JustinMorel.info : Parlons tout d’abord de la nouvelle loi sur la parité votée le 2 mai dernier à l’Assemblée nationale ?
Dr Zalikatou Diallo : La loi sur la parité a été adoptée le 2 mai dernier à l’Assemblée nationale à l’unanimité. Ceci est très important dans la mesure où cette loi va corriger une certaine disparité entre les hommes et les femmes, au niveau des instances politiques et des prises de décisions. Et, nous avons lutté pendant plus de deux ans et demi au niveau du forum des femmes parlementaires de Guinée. Nous avons réussi à remporter une première bataille, quand la proposition de loi a été jugée recevable par le bureau de l’Assemblée nationale.
Par ailleurs, elle a suivi le circuit normal. Après plusieurs mois de discussions, enfin de compte, elle a été programmée, examinée et votée à l’Assemblée nationale. C’est le lieu de remercier tous les députés hommes qui sont plus nombreux que nous, qui nous ont accompagnées, parce que l’exposé des motifs étaient bien étoffés. Il était aussi clair que tout le monde s’est rendu à l’évidence qu’il y avait vraiment des disparités, de la discrimination au détriment des femmes, malgré tout ce qu’elles apportent au niveau des politiques.
JustinMorel.info : Pouvez-vous nous expliquer de façon explicite le contenu réel de cette loi sur la parité ?
Dr Zalikatou Diallo : Cette loi a neuf articles. Bon, le neuvième article contient des dispositions finales qui doivent être enregistrées après promulgation, publiées au journal officiel comme loi de l’Etat. Mais en fait, les articles 1er et 2 posent la règle de la parité et ceux 3, 4 et 5 montrent les champs d’application de la loi.
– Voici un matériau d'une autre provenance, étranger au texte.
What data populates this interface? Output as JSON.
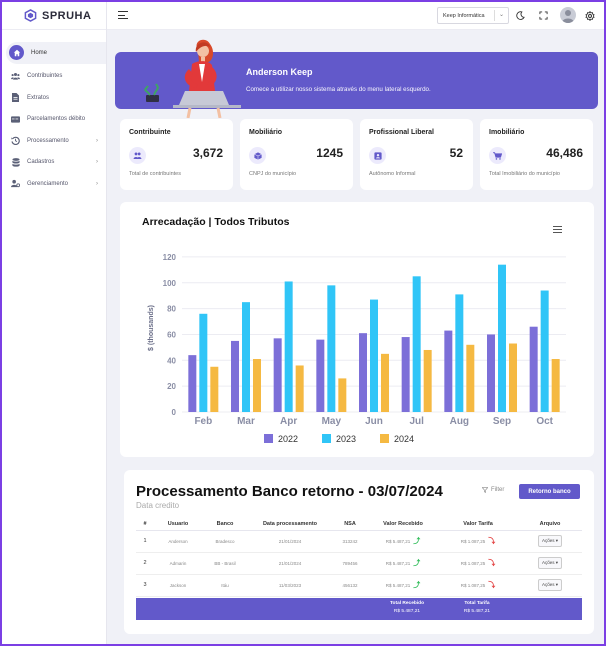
{
  "app": {
    "brand": "SPRUHA"
  },
  "sidebar": {
    "items": [
      {
        "label": "Home",
        "icon": "home-icon",
        "active": true
      },
      {
        "label": "Contribuintes",
        "icon": "users-icon"
      },
      {
        "label": "Extratos",
        "icon": "document-icon"
      },
      {
        "label": "Parcelamentos débito",
        "icon": "card-icon"
      },
      {
        "label": "Processamento",
        "icon": "history-icon",
        "chevron": true
      },
      {
        "label": "Cadastros",
        "icon": "database-icon",
        "chevron": true
      },
      {
        "label": "Gerenciamento",
        "icon": "user-cog-icon",
        "chevron": true
      }
    ]
  },
  "header": {
    "company_select": "Keep Informática",
    "icons": [
      "moon-icon",
      "fullscreen-icon",
      "avatar-icon",
      "gear-icon"
    ]
  },
  "banner": {
    "name": "Anderson Keep",
    "message": "Comece a utilizar nosso sistema através do menu lateral esquerdo."
  },
  "stats": [
    {
      "title": "Contribuinte",
      "value": "3,672",
      "desc": "Total de contribuintes",
      "icon": "users-icon"
    },
    {
      "title": "Mobiliário",
      "value": "1245",
      "desc": "CNPJ do município",
      "icon": "box-icon"
    },
    {
      "title": "Profissional Liberal",
      "value": "52",
      "desc": "Autônomo Informal",
      "icon": "id-card-icon"
    },
    {
      "title": "Imobiliário",
      "value": "46,486",
      "desc": "Total Imobiliário do município",
      "icon": "cart-icon"
    }
  ],
  "chart_data": {
    "type": "bar",
    "title": "Arrecadação | Todos Tributos",
    "ylabel": "$ (thousands)",
    "categories": [
      "Feb",
      "Mar",
      "Apr",
      "May",
      "Jun",
      "Jul",
      "Aug",
      "Sep",
      "Oct"
    ],
    "ylim": [
      0,
      130
    ],
    "yticks": [
      0,
      20,
      40,
      60,
      80,
      100,
      120
    ],
    "legend_position": "bottom",
    "series": [
      {
        "name": "2022",
        "color": "#7c6fd8",
        "values": [
          44,
          55,
          57,
          56,
          61,
          58,
          63,
          60,
          66
        ]
      },
      {
        "name": "2023",
        "color": "#30c5f7",
        "values": [
          76,
          85,
          101,
          98,
          87,
          105,
          91,
          114,
          94
        ]
      },
      {
        "name": "2024",
        "color": "#f5b942",
        "values": [
          35,
          41,
          36,
          26,
          45,
          48,
          52,
          53,
          41
        ]
      }
    ]
  },
  "table": {
    "title": "Processamento Banco retorno - 03/07/2024",
    "subtitle": "Data credito",
    "filter_label": "Filter",
    "button_label": "Retorno banco",
    "columns": [
      "#",
      "Usuario",
      "Banco",
      "Data processamento",
      "NSA",
      "Valor Recebido",
      "Valor Tarifa",
      "Arquivo"
    ],
    "rows": [
      {
        "num": "1",
        "usuario": "Anderson",
        "banco": "Bradesco",
        "data": "21/01/2024",
        "nsa": "313242",
        "recebido": "R$ 5.487,21",
        "tarifa": "R$ 1.087,25",
        "acao": "Ações"
      },
      {
        "num": "2",
        "usuario": "Admarin",
        "banco": "BB - Brasil",
        "data": "21/01/2024",
        "nsa": "789456",
        "recebido": "R$ 5.487,21",
        "tarifa": "R$ 1.087,25",
        "acao": "Ações"
      },
      {
        "num": "3",
        "usuario": "Jackson",
        "banco": "Itáu",
        "data": "11/03/2023",
        "nsa": "456132",
        "recebido": "R$ 5.487,21",
        "tarifa": "R$ 1.087,25",
        "acao": "Ações"
      }
    ],
    "footer": {
      "recebido_label": "Total Recebido",
      "recebido_value": "R$ 5.487,21",
      "tarifa_label": "Total Tarifa",
      "tarifa_value": "R$ 5.487,21"
    }
  }
}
Concernant, les articles 6 et 7 donnent non seulement les possibilités de recours en cas d’y recevabilité d’une liste qui ne respecterait pas cette disposition . Ces deux articles également, exhortent les partis politiques, leurs coalitions et les candidatures indépendantes à respecter la parité sur toutes leurs listes de candidature.
Donc, il y a un article qui est aussi important le 4, qui a trait à la fonction élective. A ce niveau comme c’est l’uninominal, nous avons exhorté toutes les institutions publiques totalement ou partiellement électives, à prendre en compte la dimension genre, c’est-à-dire, tout ce qui est vulnérable et victime de discrimination notamment, les femmes, les jeunes et les handicaps, au moment de l’élaboration des listes de candidatures. Ou en tout cas au moment des élections au niveau des fonctions électives. En plus, cette loi va permettre de corriger une disparité qui a été mise en exergue lors du rapport Beijing+ 20, où la Guinée est parmi les quatre pays non CDE, où les disparités sont les plus grandes.
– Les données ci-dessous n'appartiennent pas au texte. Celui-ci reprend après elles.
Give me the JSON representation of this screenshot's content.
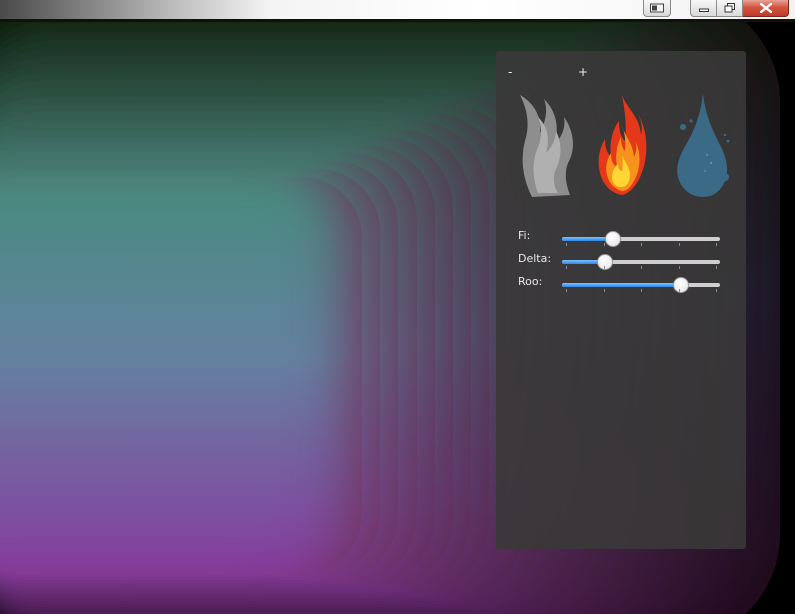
{
  "window": {
    "controls": [
      "extra-button",
      "minimize",
      "maximize",
      "close"
    ]
  },
  "toolbar": {
    "zoom_out_label": "-",
    "zoom_in_label": "+"
  },
  "elements": [
    {
      "name": "smoke",
      "icon": "smoke-icon",
      "color": "#9a9a9a"
    },
    {
      "name": "fire",
      "icon": "fire-icon",
      "color": "#e8401c"
    },
    {
      "name": "water",
      "icon": "water-drop-icon",
      "color": "#3d6e8a"
    }
  ],
  "sliders": [
    {
      "label": "Fi:",
      "value": 0.32
    },
    {
      "label": "Delta:",
      "value": 0.27
    },
    {
      "label": "Roo:",
      "value": 0.75
    }
  ],
  "slider_ticks": 5,
  "colors": {
    "panel_background": "#3a3838",
    "slider_fill": "#2f86e8",
    "close_button": "#c0392b"
  }
}
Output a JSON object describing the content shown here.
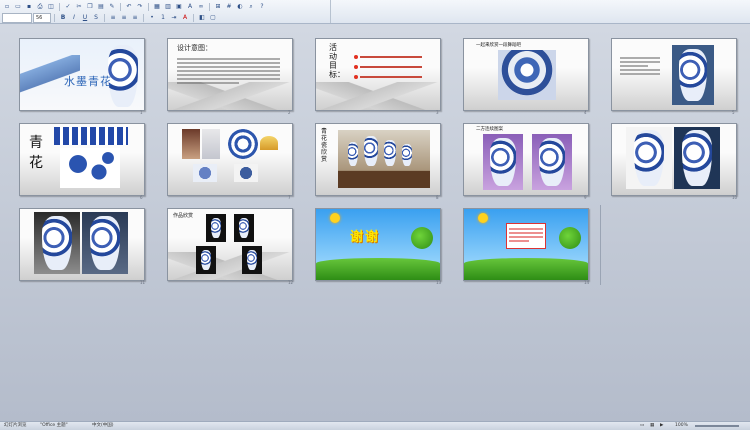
{
  "toolbar": {
    "row1_icons": [
      "new-icon",
      "open-icon",
      "save-icon",
      "print-icon",
      "preview-icon",
      "spell-icon",
      "cut-icon",
      "copy-icon",
      "paste-icon",
      "format-painter-icon",
      "undo-icon",
      "redo-icon",
      "insert-table-icon",
      "chart-icon",
      "zoom-icon",
      "help-icon"
    ],
    "font_size_value": "56",
    "row2_icons": [
      "bold-icon",
      "italic-icon",
      "underline-icon",
      "shadow-icon",
      "align-left-icon",
      "center-icon",
      "align-right-icon",
      "bullets-icon",
      "numbering-icon",
      "font-color-icon",
      "design-icon",
      "new-slide-icon"
    ]
  },
  "slides": [
    {
      "num": "1",
      "title": "水墨青花"
    },
    {
      "num": "2",
      "title": "设计意图："
    },
    {
      "num": "3",
      "title": "活动目标："
    },
    {
      "num": "4",
      "title": "一起来欣赏一段舞蹈吧"
    },
    {
      "num": "5",
      "title": ""
    },
    {
      "num": "6",
      "title": "青花"
    },
    {
      "num": "7",
      "title": ""
    },
    {
      "num": "8",
      "title": "青花瓷欣赏"
    },
    {
      "num": "9",
      "title": "二方连续图案"
    },
    {
      "num": "10",
      "title": ""
    },
    {
      "num": "11",
      "title": ""
    },
    {
      "num": "12",
      "title": "作品欣赏"
    },
    {
      "num": "13",
      "title": "谢谢"
    },
    {
      "num": "14",
      "title": ""
    }
  ],
  "status": {
    "view": "幻灯片浏览",
    "theme": "\"Office 主题\"",
    "language": "中文(中国)",
    "zoom": "100%"
  }
}
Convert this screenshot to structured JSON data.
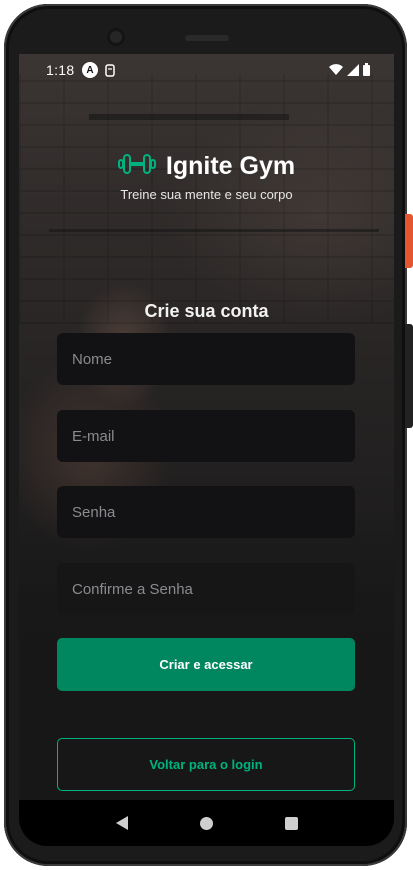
{
  "status_bar": {
    "time": "1:18",
    "left_icons": [
      "a-circle-icon",
      "sim-icon"
    ],
    "right_icons": [
      "wifi-icon",
      "signal-icon",
      "battery-icon"
    ]
  },
  "brand": {
    "title": "Ignite Gym",
    "tagline": "Treine sua mente e seu corpo",
    "logo_icon": "dumbbell-icon",
    "accent": "#00b37e"
  },
  "form": {
    "heading": "Crie sua conta",
    "fields": [
      {
        "placeholder": "Nome",
        "value": ""
      },
      {
        "placeholder": "E-mail",
        "value": ""
      },
      {
        "placeholder": "Senha",
        "value": ""
      },
      {
        "placeholder": "Confirme a Senha",
        "value": ""
      }
    ],
    "submit_label": "Criar e acessar",
    "back_label": "Voltar para o login"
  },
  "colors": {
    "primary_button": "#00875f",
    "outline_button": "#00b37e",
    "input_bg": "#121214"
  },
  "nav": {
    "icons": [
      "back-icon",
      "home-icon",
      "recents-icon"
    ]
  }
}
Ces pays sont du sud du Sahara notamment, la Guinée, le Liberia, le Nigeria et la Centrafrique. C’est pourquoi, le forum des femmes parlementaires a bénéficié d’un projet, grâce à l’appui technique et financé du PNUD et ONU-Femme et un projet aussi financé par le gouvernement canadien, qui nous ont permis de faire le plaidoyer à travers tout le pays, concernant les femmes et aussi, à l’évocation de cette loi sur la parité qui heureusement, a été votée et qui attend d’être promulguée par le président de la République.
Ceci étant, cette loi va nous permettre de corriger les disparités et de la mettre en œuvre, c’est-à-dire, traduire dans la réalité les dispositions des articles 1er , 2 et 8 de la constitution, qui consacrent l’égalité en droits et en devoirs de tous les sexes et l’égalité de chances. Mais, cela n’est pas traduit dans la réalité, parce qu’il manquait une disposition d’un critère normatif. Cela veut dire pour qu’une loi soit applicable, qu’elle ait vraiment un effet escompté, il y a au moins cinq critères.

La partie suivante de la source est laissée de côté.